Earlier this week we shared how AI tracking is saving elephant populations in Africa. Now, it turns out that tech innovations could help protect tigers in Nepal in a very similar way. 

Significant progress has been made in wild tiger conservation in Nepal with the population doubling from 2009 to 2018, but the expansion of transportation networks, specifically roads and railways, poses a threat to this growth. Researchers are particularly concerned about a specific “mega highway” under construction from the capital of Kathmandu to Nijgadh

To ensure tiger safety, researchers from the University of Michigan are working with the Nepal Department of National Parks and Wildlife Conservation, the National Trust for Nature Conservation, and the International Union for the Conservation of Nature in Nepal to place GPS collars on tigers living near roadways to understand how transportation infrastructure affects tiger biology and ecology. 
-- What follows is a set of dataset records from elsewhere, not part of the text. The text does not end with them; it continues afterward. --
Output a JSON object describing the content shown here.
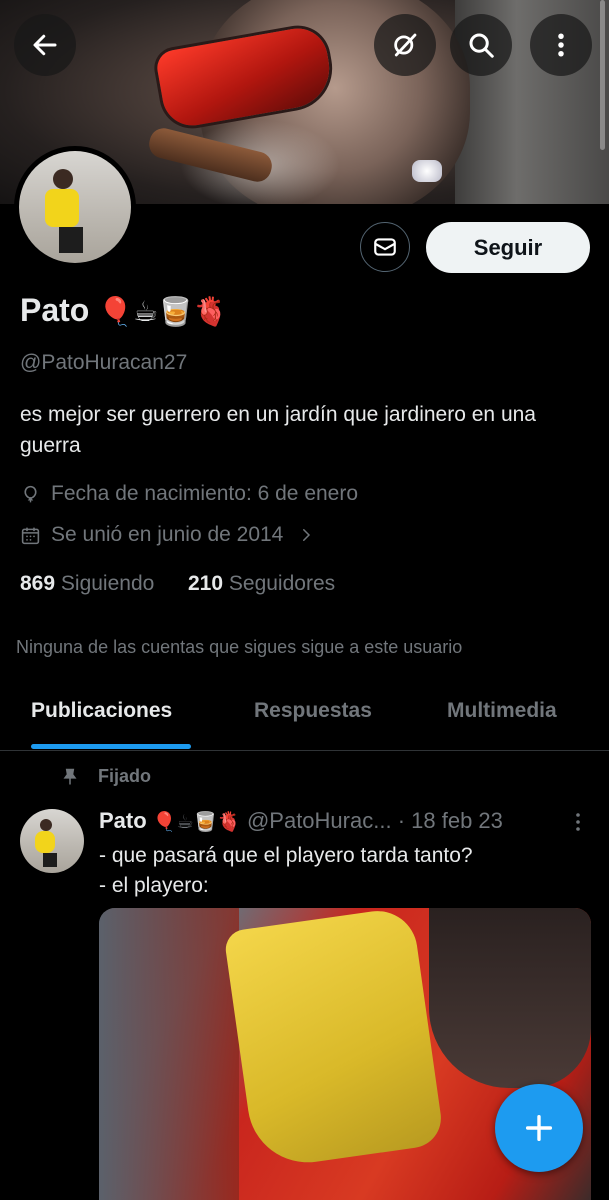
{
  "header": {
    "back_icon": "arrow-left-icon",
    "actions": [
      "grok-icon",
      "search-icon",
      "more-vertical-icon"
    ]
  },
  "profile": {
    "name": "Pato",
    "name_emojis": "🎈☕🥃🫀",
    "handle": "@PatoHuracan27",
    "bio": "es mejor ser guerrero en un jardín que jardinero en una guerra",
    "birthday": "Fecha de nacimiento: 6 de enero",
    "joined": "Se unió en junio de 2014",
    "following_count": "869",
    "following_label": "Siguiendo",
    "followers_count": "210",
    "followers_label": "Seguidores",
    "mutuals_text": "Ninguna de las cuentas que sigues sigue a este usuario",
    "follow_label": "Seguir"
  },
  "tabs": [
    {
      "label": "Publicaciones",
      "active": true
    },
    {
      "label": "Respuestas",
      "active": false
    },
    {
      "label": "Multimedia",
      "active": false
    }
  ],
  "pinned_tweet": {
    "pinned_label": "Fijado",
    "author_name": "Pato",
    "author_emojis": "🎈☕🥃🫀",
    "author_handle": "@PatoHurac...",
    "date": "· 18 feb 23",
    "text": "- que pasará que el playero tarda tanto?\n- el playero:"
  },
  "colors": {
    "accent": "#1d9bf0",
    "background": "#000000",
    "secondary_text": "#71767b"
  }
}
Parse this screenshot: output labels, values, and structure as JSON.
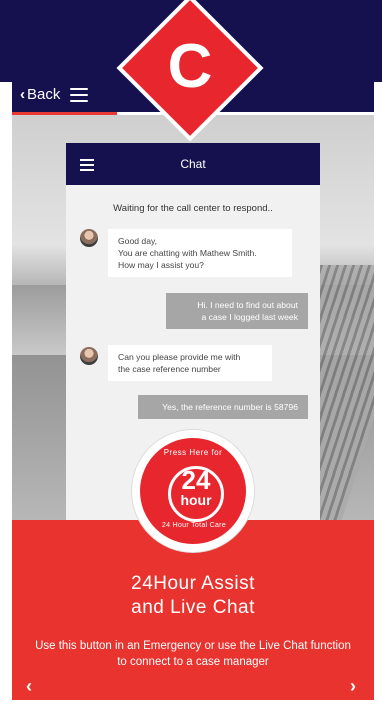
{
  "header": {
    "back_label": "Back",
    "title": "",
    "brand_letter": "C"
  },
  "chat": {
    "title": "Chat",
    "waiting_text": "Waiting for the call center to respond..",
    "messages": [
      {
        "from": "agent",
        "text": "Good day,\nYou are chatting with Mathew Smith.\nHow may I assist you?"
      },
      {
        "from": "user",
        "text": "Hi. I need to find out about\na case I logged last week"
      },
      {
        "from": "agent",
        "text": "Can you please provide me with\nthe case reference number"
      },
      {
        "from": "user",
        "text": "Yes, the reference number is 58796"
      }
    ]
  },
  "badge": {
    "top_text": "Press Here for",
    "number": "24",
    "unit": "hour",
    "bottom_text": "24 Hour Total Care"
  },
  "panel": {
    "title_line1": "24Hour Assist",
    "title_line2": "and Live Chat",
    "description": "Use this button in an Emergency or use the Live Chat function to connect to a case manager",
    "prev_label": "‹",
    "next_label": "›"
  },
  "colors": {
    "navy": "#14114e",
    "red": "#e8332e",
    "bubble_out": "#a6a6a6"
  },
  "icons": [
    "back-chevron-icon",
    "menu-icon",
    "brand-logo",
    "avatar-icon",
    "arrow-left-icon",
    "arrow-right-icon"
  ]
}
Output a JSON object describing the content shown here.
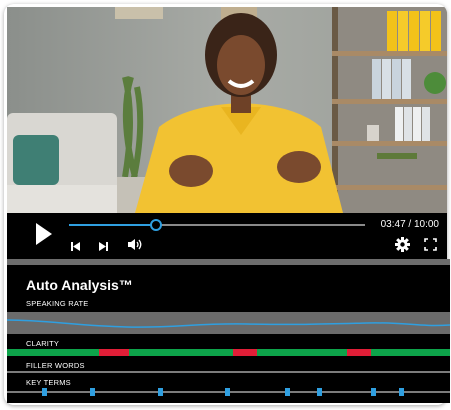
{
  "player": {
    "time": "03:47 / 10:00",
    "progress_fraction": 0.294,
    "colors": {
      "accent": "#2f9fe0",
      "bar_bg": "#000000"
    }
  },
  "controls": [
    {
      "icon": "play-icon"
    },
    {
      "icon": "skip-back-icon"
    },
    {
      "icon": "skip-forward-icon"
    },
    {
      "icon": "volume-icon"
    },
    {
      "icon": "gear-icon"
    },
    {
      "icon": "fullscreen-icon"
    }
  ],
  "analysis": {
    "title": "Auto Analysis™",
    "speaking_rate_label": "SPEAKING RATE",
    "clarity_label": "CLARITY",
    "filler_words_label": "FILLER WORDS",
    "key_terms_label": "KEY TERMS",
    "clarity_segments": [
      {
        "status": "good",
        "color": "#0da34a",
        "fraction": 0.207
      },
      {
        "status": "poor",
        "color": "#e01e37",
        "fraction": 0.068
      },
      {
        "status": "good",
        "color": "#0da34a",
        "fraction": 0.235
      },
      {
        "status": "poor",
        "color": "#e01e37",
        "fraction": 0.054
      },
      {
        "status": "good",
        "color": "#0da34a",
        "fraction": 0.203
      },
      {
        "status": "poor",
        "color": "#e01e37",
        "fraction": 0.054
      },
      {
        "status": "good",
        "color": "#0da34a",
        "fraction": 0.179
      }
    ],
    "key_term_positions_fraction": [
      0.084,
      0.191,
      0.345,
      0.496,
      0.633,
      0.704,
      0.826,
      0.89
    ],
    "speaking_rate_color": "#2f9fe0"
  }
}
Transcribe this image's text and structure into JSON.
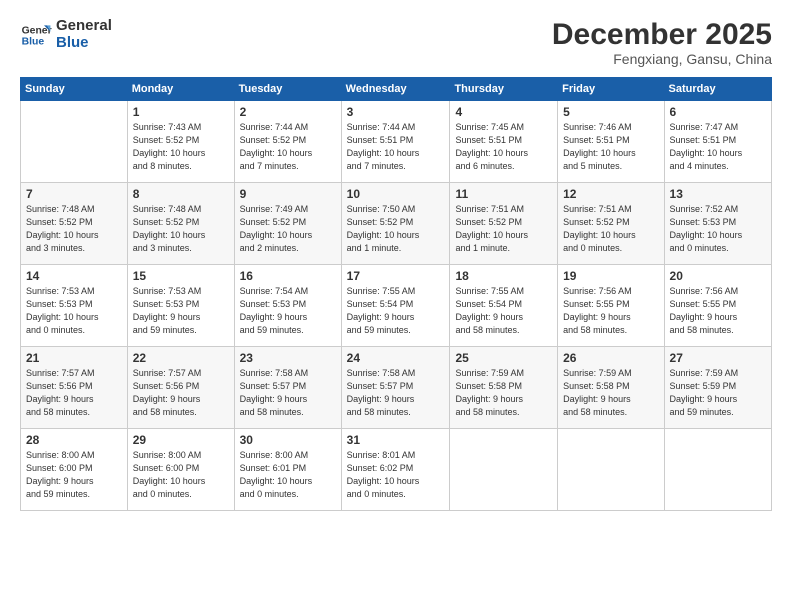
{
  "logo": {
    "line1": "General",
    "line2": "Blue"
  },
  "title": "December 2025",
  "subtitle": "Fengxiang, Gansu, China",
  "headers": [
    "Sunday",
    "Monday",
    "Tuesday",
    "Wednesday",
    "Thursday",
    "Friday",
    "Saturday"
  ],
  "weeks": [
    [
      {
        "num": "",
        "info": ""
      },
      {
        "num": "1",
        "info": "Sunrise: 7:43 AM\nSunset: 5:52 PM\nDaylight: 10 hours\nand 8 minutes."
      },
      {
        "num": "2",
        "info": "Sunrise: 7:44 AM\nSunset: 5:52 PM\nDaylight: 10 hours\nand 7 minutes."
      },
      {
        "num": "3",
        "info": "Sunrise: 7:44 AM\nSunset: 5:51 PM\nDaylight: 10 hours\nand 7 minutes."
      },
      {
        "num": "4",
        "info": "Sunrise: 7:45 AM\nSunset: 5:51 PM\nDaylight: 10 hours\nand 6 minutes."
      },
      {
        "num": "5",
        "info": "Sunrise: 7:46 AM\nSunset: 5:51 PM\nDaylight: 10 hours\nand 5 minutes."
      },
      {
        "num": "6",
        "info": "Sunrise: 7:47 AM\nSunset: 5:51 PM\nDaylight: 10 hours\nand 4 minutes."
      }
    ],
    [
      {
        "num": "7",
        "info": "Sunrise: 7:48 AM\nSunset: 5:52 PM\nDaylight: 10 hours\nand 3 minutes."
      },
      {
        "num": "8",
        "info": "Sunrise: 7:48 AM\nSunset: 5:52 PM\nDaylight: 10 hours\nand 3 minutes."
      },
      {
        "num": "9",
        "info": "Sunrise: 7:49 AM\nSunset: 5:52 PM\nDaylight: 10 hours\nand 2 minutes."
      },
      {
        "num": "10",
        "info": "Sunrise: 7:50 AM\nSunset: 5:52 PM\nDaylight: 10 hours\nand 1 minute."
      },
      {
        "num": "11",
        "info": "Sunrise: 7:51 AM\nSunset: 5:52 PM\nDaylight: 10 hours\nand 1 minute."
      },
      {
        "num": "12",
        "info": "Sunrise: 7:51 AM\nSunset: 5:52 PM\nDaylight: 10 hours\nand 0 minutes."
      },
      {
        "num": "13",
        "info": "Sunrise: 7:52 AM\nSunset: 5:53 PM\nDaylight: 10 hours\nand 0 minutes."
      }
    ],
    [
      {
        "num": "14",
        "info": "Sunrise: 7:53 AM\nSunset: 5:53 PM\nDaylight: 10 hours\nand 0 minutes."
      },
      {
        "num": "15",
        "info": "Sunrise: 7:53 AM\nSunset: 5:53 PM\nDaylight: 9 hours\nand 59 minutes."
      },
      {
        "num": "16",
        "info": "Sunrise: 7:54 AM\nSunset: 5:53 PM\nDaylight: 9 hours\nand 59 minutes."
      },
      {
        "num": "17",
        "info": "Sunrise: 7:55 AM\nSunset: 5:54 PM\nDaylight: 9 hours\nand 59 minutes."
      },
      {
        "num": "18",
        "info": "Sunrise: 7:55 AM\nSunset: 5:54 PM\nDaylight: 9 hours\nand 58 minutes."
      },
      {
        "num": "19",
        "info": "Sunrise: 7:56 AM\nSunset: 5:55 PM\nDaylight: 9 hours\nand 58 minutes."
      },
      {
        "num": "20",
        "info": "Sunrise: 7:56 AM\nSunset: 5:55 PM\nDaylight: 9 hours\nand 58 minutes."
      }
    ],
    [
      {
        "num": "21",
        "info": "Sunrise: 7:57 AM\nSunset: 5:56 PM\nDaylight: 9 hours\nand 58 minutes."
      },
      {
        "num": "22",
        "info": "Sunrise: 7:57 AM\nSunset: 5:56 PM\nDaylight: 9 hours\nand 58 minutes."
      },
      {
        "num": "23",
        "info": "Sunrise: 7:58 AM\nSunset: 5:57 PM\nDaylight: 9 hours\nand 58 minutes."
      },
      {
        "num": "24",
        "info": "Sunrise: 7:58 AM\nSunset: 5:57 PM\nDaylight: 9 hours\nand 58 minutes."
      },
      {
        "num": "25",
        "info": "Sunrise: 7:59 AM\nSunset: 5:58 PM\nDaylight: 9 hours\nand 58 minutes."
      },
      {
        "num": "26",
        "info": "Sunrise: 7:59 AM\nSunset: 5:58 PM\nDaylight: 9 hours\nand 58 minutes."
      },
      {
        "num": "27",
        "info": "Sunrise: 7:59 AM\nSunset: 5:59 PM\nDaylight: 9 hours\nand 59 minutes."
      }
    ],
    [
      {
        "num": "28",
        "info": "Sunrise: 8:00 AM\nSunset: 6:00 PM\nDaylight: 9 hours\nand 59 minutes."
      },
      {
        "num": "29",
        "info": "Sunrise: 8:00 AM\nSunset: 6:00 PM\nDaylight: 10 hours\nand 0 minutes."
      },
      {
        "num": "30",
        "info": "Sunrise: 8:00 AM\nSunset: 6:01 PM\nDaylight: 10 hours\nand 0 minutes."
      },
      {
        "num": "31",
        "info": "Sunrise: 8:01 AM\nSunset: 6:02 PM\nDaylight: 10 hours\nand 0 minutes."
      },
      {
        "num": "",
        "info": ""
      },
      {
        "num": "",
        "info": ""
      },
      {
        "num": "",
        "info": ""
      }
    ]
  ]
}
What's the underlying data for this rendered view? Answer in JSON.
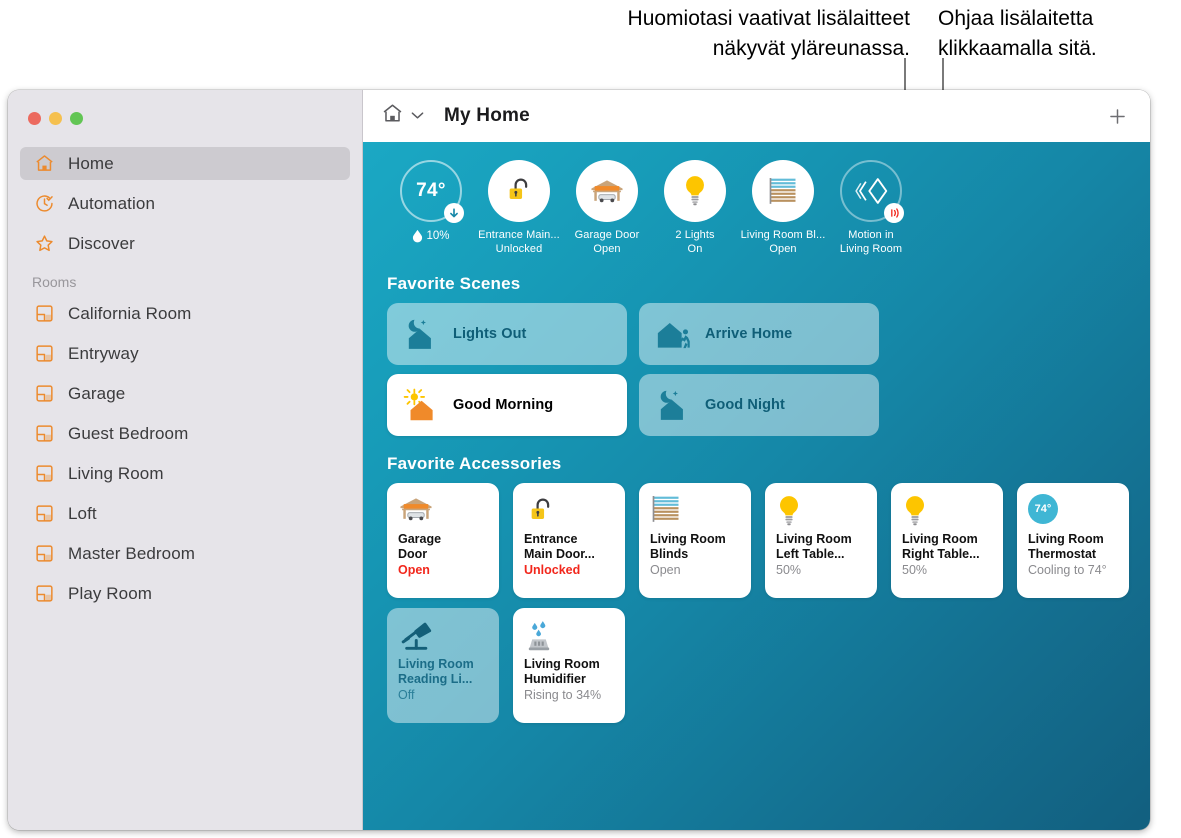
{
  "callouts": {
    "left": "Huomiotasi vaativat lisälaitteet\nnäkyvät yläreunassa.",
    "right": "Ohjaa lisälaitetta\nklikkaamalla sitä."
  },
  "window": {
    "traffic_lights": [
      "close",
      "minimize",
      "zoom"
    ]
  },
  "sidebar": {
    "nav": [
      {
        "label": "Home",
        "icon": "home-icon",
        "selected": true
      },
      {
        "label": "Automation",
        "icon": "automation-clock-icon",
        "selected": false
      },
      {
        "label": "Discover",
        "icon": "star-icon",
        "selected": false
      }
    ],
    "rooms_header": "Rooms",
    "rooms": [
      {
        "label": "California Room",
        "icon": "room-icon"
      },
      {
        "label": "Entryway",
        "icon": "room-icon"
      },
      {
        "label": "Garage",
        "icon": "room-icon"
      },
      {
        "label": "Guest Bedroom",
        "icon": "room-icon"
      },
      {
        "label": "Living Room",
        "icon": "room-icon"
      },
      {
        "label": "Loft",
        "icon": "room-icon"
      },
      {
        "label": "Master Bedroom",
        "icon": "room-icon"
      },
      {
        "label": "Play Room",
        "icon": "room-icon"
      }
    ]
  },
  "toolbar": {
    "home_icon": "home-icon",
    "chevron_icon": "chevron-down-icon",
    "title": "My Home",
    "add_icon": "plus-icon"
  },
  "status_strip": [
    {
      "kind": "temperature",
      "value": "74°",
      "humidity": "10%",
      "humidity_icon": "water-drop-icon",
      "badge_icon": "arrow-down-icon",
      "icon": "thermostat-ring-icon"
    },
    {
      "kind": "accessory",
      "icon": "unlocked-padlock-icon",
      "name": "Entrance Main...",
      "state": "Unlocked"
    },
    {
      "kind": "accessory",
      "icon": "garage-door-icon",
      "name": "Garage Door",
      "state": "Open"
    },
    {
      "kind": "accessory",
      "icon": "lightbulb-icon",
      "name": "2 Lights",
      "state": "On"
    },
    {
      "kind": "accessory",
      "icon": "blinds-icon",
      "name": "Living Room Bl...",
      "state": "Open"
    },
    {
      "kind": "sensor",
      "icon": "motion-sensor-icon",
      "badge_icon": "motion-waves-icon",
      "name": "Motion in",
      "state": "Living Room"
    }
  ],
  "scenes_section": {
    "title": "Favorite Scenes",
    "items": [
      {
        "label": "Lights Out",
        "icon": "moon-house-icon",
        "active": false
      },
      {
        "label": "Arrive Home",
        "icon": "house-person-icon",
        "active": false
      },
      {
        "label": "Good Morning",
        "icon": "sun-house-icon",
        "active": true
      },
      {
        "label": "Good Night",
        "icon": "moon-house-icon",
        "active": false
      }
    ]
  },
  "accessories_section": {
    "title": "Favorite Accessories",
    "items": [
      {
        "name": "Garage\nDoor",
        "state": "Open",
        "state_style": "red",
        "icon": "garage-door-icon",
        "on": true
      },
      {
        "name": "Entrance\nMain Door...",
        "state": "Unlocked",
        "state_style": "red",
        "icon": "unlocked-padlock-icon",
        "on": true
      },
      {
        "name": "Living Room\nBlinds",
        "state": "Open",
        "state_style": "grey",
        "icon": "blinds-icon",
        "on": true
      },
      {
        "name": "Living Room\nLeft Table...",
        "state": "50%",
        "state_style": "grey",
        "icon": "lightbulb-icon",
        "on": true
      },
      {
        "name": "Living Room\nRight Table...",
        "state": "50%",
        "state_style": "grey",
        "icon": "lightbulb-icon",
        "on": true
      },
      {
        "name": "Living Room\nThermostat",
        "state": "Cooling to 74°",
        "state_style": "grey",
        "icon": "thermostat-bubble-icon",
        "on": true,
        "bubble_value": "74°"
      },
      {
        "name": "Living Room\nReading Li...",
        "state": "Off",
        "state_style": "off",
        "icon": "desk-lamp-icon",
        "on": false
      },
      {
        "name": "Living Room\nHumidifier",
        "state": "Rising to 34%",
        "state_style": "grey",
        "icon": "humidifier-icon",
        "on": true
      }
    ]
  },
  "colors": {
    "accent_orange": "#ec8b2f",
    "canvas_teal_light": "#1ba8c4",
    "canvas_teal_dark": "#125f7f",
    "alert_red": "#f2271c",
    "sidebar_bg": "#e6e4e9",
    "scene_label_teal": "#0f5e77"
  }
}
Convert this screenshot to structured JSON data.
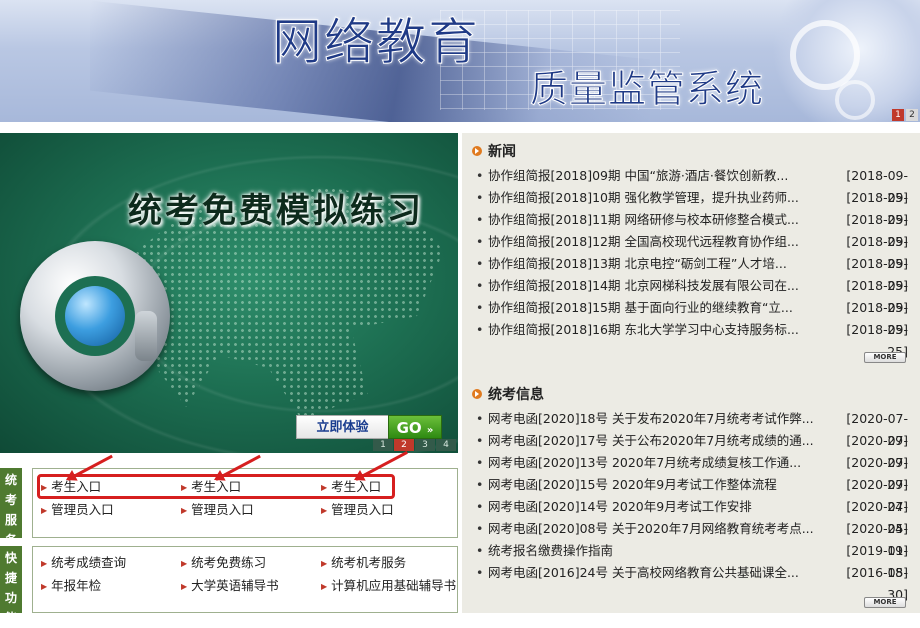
{
  "banner": {
    "title": "网络教育",
    "subtitle": "质量监管系统",
    "pager": [
      "1",
      "2"
    ],
    "active_page": "1"
  },
  "promo": {
    "title": "统考免费模拟练习",
    "try_label": "立即体验",
    "go_label": "GO",
    "pager": [
      "1",
      "2",
      "3",
      "4"
    ],
    "active_page": "2"
  },
  "exam_service": {
    "label": "统考服务",
    "row1": [
      "考生入口",
      "考生入口",
      "考生入口"
    ],
    "row2": [
      "管理员入口",
      "管理员入口",
      "管理员入口"
    ]
  },
  "quick": {
    "label": "快捷功能",
    "row1": [
      "统考成绩查询",
      "统考免费练习",
      "统考机考服务"
    ],
    "row2": [
      "年报年检",
      "大学英语辅导书",
      "计算机应用基础辅导书"
    ]
  },
  "news": {
    "title": "新闻",
    "more": "MORE",
    "items": [
      {
        "text": "协作组简报[2018]09期 中国“旅游·酒店·餐饮创新教...",
        "date": "[2018-09-25]"
      },
      {
        "text": "协作组简报[2018]10期 强化教学管理，提升执业药师...",
        "date": "[2018-09-25]"
      },
      {
        "text": "协作组简报[2018]11期 网络研修与校本研修整合模式...",
        "date": "[2018-09-25]"
      },
      {
        "text": "协作组简报[2018]12期 全国高校现代远程教育协作组...",
        "date": "[2018-09-25]"
      },
      {
        "text": "协作组简报[2018]13期 北京电控“砺剑工程”人才培...",
        "date": "[2018-09-25]"
      },
      {
        "text": "协作组简报[2018]14期 北京网梯科技发展有限公司在...",
        "date": "[2018-09-25]"
      },
      {
        "text": "协作组简报[2018]15期 基于面向行业的继续教育“立...",
        "date": "[2018-09-25]"
      },
      {
        "text": "协作组简报[2018]16期 东北大学学习中心支持服务标...",
        "date": "[2018-09-25]"
      }
    ]
  },
  "exam_info": {
    "title": "统考信息",
    "more": "MORE",
    "items": [
      {
        "text": "网考电函[2020]18号 关于发布2020年7月统考考试作弊...",
        "date": "[2020-07-29]"
      },
      {
        "text": "网考电函[2020]17号 关于公布2020年7月统考成绩的通...",
        "date": "[2020-07-29]"
      },
      {
        "text": "网考电函[2020]13号 2020年7月统考成绩复核工作通...",
        "date": "[2020-07-29]"
      },
      {
        "text": "网考电函[2020]15号 2020年9月考试工作整体流程",
        "date": "[2020-07-24]"
      },
      {
        "text": "网考电函[2020]14号 2020年9月考试工作安排",
        "date": "[2020-07-24]"
      },
      {
        "text": "网考电函[2020]08号 关于2020年7月网络教育统考考点...",
        "date": "[2020-05-19]"
      },
      {
        "text": "统考报名缴费操作指南",
        "date": "[2019-01-18]"
      },
      {
        "text": "网考电函[2016]24号 关于高校网络教育公共基础课全...",
        "date": "[2016-05-30]"
      }
    ]
  },
  "colors": {
    "accent_red": "#d61f1f",
    "section_green": "#4f7a30",
    "right_bg": "#ecebe4"
  }
}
With advanced GPS technology, the team can see how tigers move around roads, how far they travel, and how these networks affect their behavior. Researchers are concerned about both vehicle collisions with tigers as well as how busy roads affect their wellbeing and habitat. 

Using this data, Nepal’s environmental organizations plan to present a plan for more tiger-friendly infrastructure expansion which avoids critical habitat areas. It can also be used to build more effective wildlife crossing areas and even avoid negative interactions between farmers and tigers by better understanding their hunting strategies. 

Human population expansion poses a threat to wildlife, but innovative technology is helping to provide a solution for helping humans and animals live in harmony.